The overall rating for this service is ‘Inadequate’ and the service is therefore in ‘Special Measures’.

Services in special measures will be kept under review and, if we have not taken immediate action to propose to cancel the provider’s registration of the service, will be inspected again within six months.

The expectation is that providers found to have been providing inadequate care should have made significant improvements within this timeframe.

If not enough improvement is made within this timeframe so that there is still a rating of inadequate for any key question or overall, we will take action in line with our enforcement procedures to begin the process of preventing the provider from operating this service. This will lead to cancelling their registration or to varying the terms of their registration within six months if they do not improve.

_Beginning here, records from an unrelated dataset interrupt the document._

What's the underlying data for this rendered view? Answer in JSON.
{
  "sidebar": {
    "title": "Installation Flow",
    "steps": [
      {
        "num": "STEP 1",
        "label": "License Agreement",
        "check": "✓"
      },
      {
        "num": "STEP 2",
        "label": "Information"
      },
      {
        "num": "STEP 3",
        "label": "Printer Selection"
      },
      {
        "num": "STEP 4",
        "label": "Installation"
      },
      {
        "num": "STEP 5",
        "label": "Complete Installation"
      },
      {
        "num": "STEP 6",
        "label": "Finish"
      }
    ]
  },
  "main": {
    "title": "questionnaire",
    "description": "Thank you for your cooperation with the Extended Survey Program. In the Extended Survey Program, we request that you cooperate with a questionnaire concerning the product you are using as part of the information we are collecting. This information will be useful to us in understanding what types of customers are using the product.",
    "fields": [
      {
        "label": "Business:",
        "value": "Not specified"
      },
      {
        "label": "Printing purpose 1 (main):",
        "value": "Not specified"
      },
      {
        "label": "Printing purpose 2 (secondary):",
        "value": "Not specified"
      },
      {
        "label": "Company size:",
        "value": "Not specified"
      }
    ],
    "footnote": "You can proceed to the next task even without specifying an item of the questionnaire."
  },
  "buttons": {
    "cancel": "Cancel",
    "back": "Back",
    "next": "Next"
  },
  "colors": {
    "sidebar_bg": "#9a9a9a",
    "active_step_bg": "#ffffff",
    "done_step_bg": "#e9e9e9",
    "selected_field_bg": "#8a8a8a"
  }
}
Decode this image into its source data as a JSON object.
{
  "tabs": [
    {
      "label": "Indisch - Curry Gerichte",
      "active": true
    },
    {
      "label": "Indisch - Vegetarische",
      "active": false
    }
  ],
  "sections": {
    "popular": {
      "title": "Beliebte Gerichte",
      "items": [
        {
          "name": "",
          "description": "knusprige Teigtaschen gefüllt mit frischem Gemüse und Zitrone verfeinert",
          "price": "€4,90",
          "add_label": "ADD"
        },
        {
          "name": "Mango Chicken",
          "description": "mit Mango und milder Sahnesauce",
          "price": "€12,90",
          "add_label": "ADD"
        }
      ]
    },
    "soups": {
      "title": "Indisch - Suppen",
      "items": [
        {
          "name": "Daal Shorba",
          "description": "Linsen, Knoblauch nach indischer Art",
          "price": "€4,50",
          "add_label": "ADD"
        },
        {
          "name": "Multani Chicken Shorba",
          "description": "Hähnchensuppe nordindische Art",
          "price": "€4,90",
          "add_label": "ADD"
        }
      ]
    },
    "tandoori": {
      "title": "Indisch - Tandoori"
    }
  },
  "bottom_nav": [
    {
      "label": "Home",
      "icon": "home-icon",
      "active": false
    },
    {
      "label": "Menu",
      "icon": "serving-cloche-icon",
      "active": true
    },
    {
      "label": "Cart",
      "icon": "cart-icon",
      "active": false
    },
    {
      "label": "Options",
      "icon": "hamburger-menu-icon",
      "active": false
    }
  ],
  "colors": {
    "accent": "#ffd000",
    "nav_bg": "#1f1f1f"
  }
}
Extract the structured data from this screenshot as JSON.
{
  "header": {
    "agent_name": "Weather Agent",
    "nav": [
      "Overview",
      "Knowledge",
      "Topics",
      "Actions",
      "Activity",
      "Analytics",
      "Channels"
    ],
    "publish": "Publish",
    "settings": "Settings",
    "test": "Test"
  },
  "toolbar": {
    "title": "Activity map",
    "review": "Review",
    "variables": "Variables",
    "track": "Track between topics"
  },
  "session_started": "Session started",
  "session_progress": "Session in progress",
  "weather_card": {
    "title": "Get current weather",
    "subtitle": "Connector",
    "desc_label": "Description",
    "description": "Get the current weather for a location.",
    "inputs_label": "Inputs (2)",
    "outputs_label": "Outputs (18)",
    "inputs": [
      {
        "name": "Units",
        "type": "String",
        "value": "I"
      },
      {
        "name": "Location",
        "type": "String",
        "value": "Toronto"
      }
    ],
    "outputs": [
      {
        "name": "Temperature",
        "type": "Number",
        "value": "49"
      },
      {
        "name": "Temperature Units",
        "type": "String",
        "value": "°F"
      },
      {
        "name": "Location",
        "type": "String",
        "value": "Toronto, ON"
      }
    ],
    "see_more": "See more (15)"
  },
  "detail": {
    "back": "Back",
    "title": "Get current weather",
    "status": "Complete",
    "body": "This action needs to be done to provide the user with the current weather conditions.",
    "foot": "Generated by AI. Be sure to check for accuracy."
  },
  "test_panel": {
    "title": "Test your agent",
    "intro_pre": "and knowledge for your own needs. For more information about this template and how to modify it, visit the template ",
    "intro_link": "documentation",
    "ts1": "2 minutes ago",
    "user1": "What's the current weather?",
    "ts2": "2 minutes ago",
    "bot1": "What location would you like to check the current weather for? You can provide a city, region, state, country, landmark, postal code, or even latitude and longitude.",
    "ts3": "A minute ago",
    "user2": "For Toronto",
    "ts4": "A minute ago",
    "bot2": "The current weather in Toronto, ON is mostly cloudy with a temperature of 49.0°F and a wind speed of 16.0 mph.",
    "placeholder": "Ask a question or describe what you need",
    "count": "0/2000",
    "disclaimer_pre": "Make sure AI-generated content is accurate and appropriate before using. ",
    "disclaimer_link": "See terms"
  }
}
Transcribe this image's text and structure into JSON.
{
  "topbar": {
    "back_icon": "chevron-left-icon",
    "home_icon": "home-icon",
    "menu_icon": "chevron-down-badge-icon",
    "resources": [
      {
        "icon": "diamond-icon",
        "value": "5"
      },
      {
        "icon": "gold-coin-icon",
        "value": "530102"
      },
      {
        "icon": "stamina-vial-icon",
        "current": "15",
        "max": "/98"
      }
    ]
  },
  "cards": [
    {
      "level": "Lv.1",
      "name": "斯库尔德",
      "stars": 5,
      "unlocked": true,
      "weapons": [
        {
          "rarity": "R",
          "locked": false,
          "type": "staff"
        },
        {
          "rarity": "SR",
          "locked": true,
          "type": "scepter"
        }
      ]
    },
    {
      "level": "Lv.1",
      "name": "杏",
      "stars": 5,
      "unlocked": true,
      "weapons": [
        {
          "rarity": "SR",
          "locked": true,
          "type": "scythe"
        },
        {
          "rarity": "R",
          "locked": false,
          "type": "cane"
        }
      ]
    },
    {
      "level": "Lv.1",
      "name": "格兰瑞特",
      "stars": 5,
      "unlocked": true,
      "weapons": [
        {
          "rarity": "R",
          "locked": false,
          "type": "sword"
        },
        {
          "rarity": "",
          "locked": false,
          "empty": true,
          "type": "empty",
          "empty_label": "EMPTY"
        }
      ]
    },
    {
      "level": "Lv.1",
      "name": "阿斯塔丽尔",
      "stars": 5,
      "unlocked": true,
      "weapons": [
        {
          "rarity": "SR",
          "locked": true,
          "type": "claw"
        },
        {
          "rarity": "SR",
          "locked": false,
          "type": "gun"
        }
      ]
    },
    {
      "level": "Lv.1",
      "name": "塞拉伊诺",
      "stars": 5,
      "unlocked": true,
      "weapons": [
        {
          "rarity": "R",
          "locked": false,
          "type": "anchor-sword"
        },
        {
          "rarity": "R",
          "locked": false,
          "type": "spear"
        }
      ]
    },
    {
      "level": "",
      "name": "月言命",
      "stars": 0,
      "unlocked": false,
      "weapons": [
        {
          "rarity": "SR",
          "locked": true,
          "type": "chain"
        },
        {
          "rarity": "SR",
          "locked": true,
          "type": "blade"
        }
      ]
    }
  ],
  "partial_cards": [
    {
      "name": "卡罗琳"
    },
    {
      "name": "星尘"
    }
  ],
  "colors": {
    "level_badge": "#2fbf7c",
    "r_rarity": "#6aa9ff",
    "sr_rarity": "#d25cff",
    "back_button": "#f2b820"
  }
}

This service will continue to be kept under review and, if needed, could be escalated to urgent enforcement action. Where necessary, another inspection will be conducted within a further six months, and if there is not enough improvement so there is still a rating of inadequate for any key question or overall, we will take action to prevent the provider from operating this service. This will lead to cancelling their registration or to varying the terms of their registration.

For adult social care services the maximum time for being in special measures will usually be no more than 12 months. If the service has demonstrated improvements when we inspect it and it is no longer rated as inadequate for any of the five key questions it will no longer be in special measures.